A Spanish tourist has been bitten on the bottom by a shark off the New South Wales south coast.
Backpacker Gonzalo Fernandez was body-boarding at The Farm, near Wollongong, at dusk on Sunday when he was attacked.
“I was really scared and we started touching the back side of my bum to make sure it was all there,” Mr Fernandez said, through a translator.
“I started whacking (the shark) and hitting it hard until it let me go.”
The 30-year-old’s friends are calling him ‘Spanish Mick Fanning’ because he managed to break free by punching the shark in the head, just like the Aussie surfer when he was attacked off the South African coast.
Mr Fernandez said he was about to catch a wave at the Killalea State Park when the shark came up behind him and sunk its teeth into his backside.
“I didn’t sleep at all last night, thinking about it,” he said.
“I can see the shark’s face here, behind me.”

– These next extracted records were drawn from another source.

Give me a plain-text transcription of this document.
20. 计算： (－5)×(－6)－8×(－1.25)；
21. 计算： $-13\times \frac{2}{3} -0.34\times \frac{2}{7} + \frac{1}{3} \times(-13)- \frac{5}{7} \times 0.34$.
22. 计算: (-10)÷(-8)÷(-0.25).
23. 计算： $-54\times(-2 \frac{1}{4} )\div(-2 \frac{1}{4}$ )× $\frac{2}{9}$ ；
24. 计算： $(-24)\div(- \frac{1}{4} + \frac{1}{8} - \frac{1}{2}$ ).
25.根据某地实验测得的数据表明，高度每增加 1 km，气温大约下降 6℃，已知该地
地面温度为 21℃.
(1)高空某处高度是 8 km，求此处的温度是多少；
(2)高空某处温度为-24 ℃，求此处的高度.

Mr Fernandez’s mates, who were also on their boards in the water, watched on as their friend fought off the shark.
Witnesses described the shark as possibly a two-to-three metre bull shark.
Park manager Nathan Cattell rushed down to the scene shortly after 7pm and said he was in “disbelief” when he saw where Mr Fernandez was bitten.
"On the inside of the right thigh too, which is a really odd spot,” he told AAP.
"He said he hit it a couple of times, then it got off.
"(Mr Fernandez) honestly was scared for his life. He came up and gave me a bear hug.”
Mr Fernandez was lucky to escape with only a few puncture wounds, and didn’t require medical treatment.
Given the recent wild weather that had washed a lot of dead eels and wildlife into the ocean from the nearby lagoon, Mr Cattell wasn't surprised a shark may have been lurking.
"The water is dirty, it was evening, there's a fair bit of food about. It's a no-brainer really," Mr Cattell said.
It is not the first time a surfer has been attacked at that spot, with Brett Connellan, 23, losing a large chunk of his thigh when he was bitten by a shark at Bombo, about 10km south of The Farm, last March.
The Department of Fisheries is due to report back on the species of shark involved in Sunday's attack.